2 megan // Oct 28, 2014 at 2:19 pm
That is delightful! It was very good cheese and I’m hoping they have a wedge of it in the not-tiny form when I next go shopping for cheese.
3 whitney // Oct 28, 2014 at 3:18 pm
I love the tiny cheeses! (I frequently buy bits of Muenster cheese this way.) Also, that Long Clawson is one of my favorites!
4 Leslie // Oct 28, 2014 at 3:20 pm
I’m so excited about this post. What a lovely slate little serving platter for your tiny cheeses!
I like Cotswold too, although I’m always wishing it were Tintern (which if you haven’t had is similar but has shallots and seems sharper). They kept getting bad Tintern at my store (cheese gossip) and stopped carrying it, so it’s only Cotswold for me now.
And the Buenalba was one of the first tiny cheeses tinycheesed! (At link in name.)
5 megan // Oct 28, 2014 at 4:32 pm
So much more delightful!
I will add, I love the tiny cheeses because it means I am so much less likely to find a good but now moldy cheese in my fridge – or worse a Too Stinky For Description cheese that I’m reluctant to chuck because it cost me $20.
(Whitney this very thing happened to me when I lived in Menlo Park, which is when we first met! The cheese sample in the store was delicious but, oh man, too stinky for the apartment kitchen.)
6 megan // Oct 28, 2014 at 4:55 pm
Leslie – I’m so excited over the coincidences, and I know that we don’t share the same local grocery chains as our local stores so it’s even better.
7 amy // Oct 29, 2014 at 7:50 am
Count me as another tiny cheese fan!

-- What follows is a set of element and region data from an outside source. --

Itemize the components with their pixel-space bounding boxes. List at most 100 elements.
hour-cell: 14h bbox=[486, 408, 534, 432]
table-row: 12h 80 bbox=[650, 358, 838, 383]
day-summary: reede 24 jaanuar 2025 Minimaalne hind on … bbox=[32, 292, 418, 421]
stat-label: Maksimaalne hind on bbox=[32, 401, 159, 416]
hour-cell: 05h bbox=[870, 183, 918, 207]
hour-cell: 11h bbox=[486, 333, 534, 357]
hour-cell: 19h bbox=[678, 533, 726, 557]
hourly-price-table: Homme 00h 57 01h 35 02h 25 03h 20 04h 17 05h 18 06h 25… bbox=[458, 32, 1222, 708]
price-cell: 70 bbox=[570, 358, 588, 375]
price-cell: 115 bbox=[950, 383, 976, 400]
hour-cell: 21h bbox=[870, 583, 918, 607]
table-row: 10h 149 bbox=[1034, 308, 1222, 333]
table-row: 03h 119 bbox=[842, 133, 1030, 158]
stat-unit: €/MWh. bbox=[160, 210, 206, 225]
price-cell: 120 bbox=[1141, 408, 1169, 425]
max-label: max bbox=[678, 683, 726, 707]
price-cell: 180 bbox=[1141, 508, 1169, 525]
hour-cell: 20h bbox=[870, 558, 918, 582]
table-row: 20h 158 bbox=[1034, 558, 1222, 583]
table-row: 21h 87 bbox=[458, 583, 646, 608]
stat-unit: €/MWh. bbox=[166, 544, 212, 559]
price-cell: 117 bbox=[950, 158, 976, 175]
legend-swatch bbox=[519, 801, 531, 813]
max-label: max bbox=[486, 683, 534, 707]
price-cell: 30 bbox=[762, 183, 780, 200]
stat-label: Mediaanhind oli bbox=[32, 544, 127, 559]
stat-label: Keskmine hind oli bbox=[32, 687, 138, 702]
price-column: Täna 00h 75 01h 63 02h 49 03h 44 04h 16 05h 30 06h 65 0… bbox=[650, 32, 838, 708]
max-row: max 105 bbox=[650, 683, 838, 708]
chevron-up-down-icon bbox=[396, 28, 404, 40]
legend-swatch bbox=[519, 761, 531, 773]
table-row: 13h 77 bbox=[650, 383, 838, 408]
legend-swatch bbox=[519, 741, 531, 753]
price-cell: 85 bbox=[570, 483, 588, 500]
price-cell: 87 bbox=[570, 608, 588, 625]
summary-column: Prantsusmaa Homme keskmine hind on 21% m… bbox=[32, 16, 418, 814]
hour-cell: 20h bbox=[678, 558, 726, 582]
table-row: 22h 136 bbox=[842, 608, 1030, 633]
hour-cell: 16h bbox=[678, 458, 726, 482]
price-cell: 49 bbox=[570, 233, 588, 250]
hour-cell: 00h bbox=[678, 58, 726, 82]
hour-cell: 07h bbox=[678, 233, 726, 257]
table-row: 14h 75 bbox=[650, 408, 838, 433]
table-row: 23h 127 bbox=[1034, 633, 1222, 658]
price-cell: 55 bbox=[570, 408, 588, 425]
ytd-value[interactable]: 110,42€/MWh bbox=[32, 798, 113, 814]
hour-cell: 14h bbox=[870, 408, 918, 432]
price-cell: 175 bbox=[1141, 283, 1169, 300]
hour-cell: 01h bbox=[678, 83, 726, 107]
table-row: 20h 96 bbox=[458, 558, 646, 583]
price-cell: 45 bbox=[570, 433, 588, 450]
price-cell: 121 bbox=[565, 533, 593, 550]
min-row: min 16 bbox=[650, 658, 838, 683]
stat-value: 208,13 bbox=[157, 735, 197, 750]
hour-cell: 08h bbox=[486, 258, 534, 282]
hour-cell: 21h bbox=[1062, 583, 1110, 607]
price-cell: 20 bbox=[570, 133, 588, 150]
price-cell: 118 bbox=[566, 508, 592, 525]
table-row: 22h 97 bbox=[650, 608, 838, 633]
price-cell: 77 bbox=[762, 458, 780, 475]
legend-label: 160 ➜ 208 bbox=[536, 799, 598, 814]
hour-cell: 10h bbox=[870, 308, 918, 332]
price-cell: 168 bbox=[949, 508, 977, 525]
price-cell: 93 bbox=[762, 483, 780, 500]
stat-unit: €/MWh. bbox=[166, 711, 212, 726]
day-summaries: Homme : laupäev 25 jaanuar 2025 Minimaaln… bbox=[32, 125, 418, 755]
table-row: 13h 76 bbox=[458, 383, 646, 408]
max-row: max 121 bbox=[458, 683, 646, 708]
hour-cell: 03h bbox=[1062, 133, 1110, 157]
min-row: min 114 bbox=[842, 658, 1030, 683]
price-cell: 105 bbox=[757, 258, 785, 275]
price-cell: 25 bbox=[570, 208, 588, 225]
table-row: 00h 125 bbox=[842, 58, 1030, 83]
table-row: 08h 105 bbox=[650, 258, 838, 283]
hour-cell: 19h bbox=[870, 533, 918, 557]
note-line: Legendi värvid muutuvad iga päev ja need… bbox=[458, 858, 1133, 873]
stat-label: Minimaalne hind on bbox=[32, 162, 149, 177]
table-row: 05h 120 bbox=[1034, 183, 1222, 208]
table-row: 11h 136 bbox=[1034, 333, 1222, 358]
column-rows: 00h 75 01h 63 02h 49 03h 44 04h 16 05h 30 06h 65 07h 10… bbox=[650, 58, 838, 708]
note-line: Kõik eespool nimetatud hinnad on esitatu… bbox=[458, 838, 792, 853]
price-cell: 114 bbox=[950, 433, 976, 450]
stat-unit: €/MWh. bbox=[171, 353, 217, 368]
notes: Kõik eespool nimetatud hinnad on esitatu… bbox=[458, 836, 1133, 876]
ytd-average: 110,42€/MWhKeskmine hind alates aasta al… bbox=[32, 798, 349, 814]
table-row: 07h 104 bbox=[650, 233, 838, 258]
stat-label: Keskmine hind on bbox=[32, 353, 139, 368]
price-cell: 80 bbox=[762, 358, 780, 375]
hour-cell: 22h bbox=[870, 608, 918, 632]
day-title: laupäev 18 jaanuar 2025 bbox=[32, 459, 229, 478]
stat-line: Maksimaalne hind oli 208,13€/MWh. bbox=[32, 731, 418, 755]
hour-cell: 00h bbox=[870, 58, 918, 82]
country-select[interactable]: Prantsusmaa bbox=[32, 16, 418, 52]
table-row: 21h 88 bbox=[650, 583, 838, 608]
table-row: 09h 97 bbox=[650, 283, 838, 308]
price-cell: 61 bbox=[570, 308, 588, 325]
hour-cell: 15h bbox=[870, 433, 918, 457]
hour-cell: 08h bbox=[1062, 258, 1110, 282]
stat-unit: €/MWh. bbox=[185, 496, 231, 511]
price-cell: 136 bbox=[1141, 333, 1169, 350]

Love getting these small bits when I just a have friend or two over- looks so posh to have so many different kinds but it’s so inexpensive!
8 Corrin // Nov 12, 2014 at 5:47 am
We call that orphan cheese!
9 Ehme // Nov 17, 2014 at 7:03 pm
my local cheese shop calls them “cheese orphans”.
10 megan // Nov 17, 2014 at 7:38 pm
Amy – agreed! I have a shameful history of lovely cheese hunks that have gone past their prime in my fridge.
11 megan // Nov 17, 2014 at 7:39 pm
Corrin and Ehme – Jinx! I love the term cheese orphans. If tiny cheeses wasn’t already burned into my brain I’d totally adopt that phrase. (See what I did there?)
12 Anna B // Nov 23, 2014 at 6:57 pm
I call them the cheese orphans! Love ’em. It’s how I get my fancy cheese fill without wasting food and breaking the bank!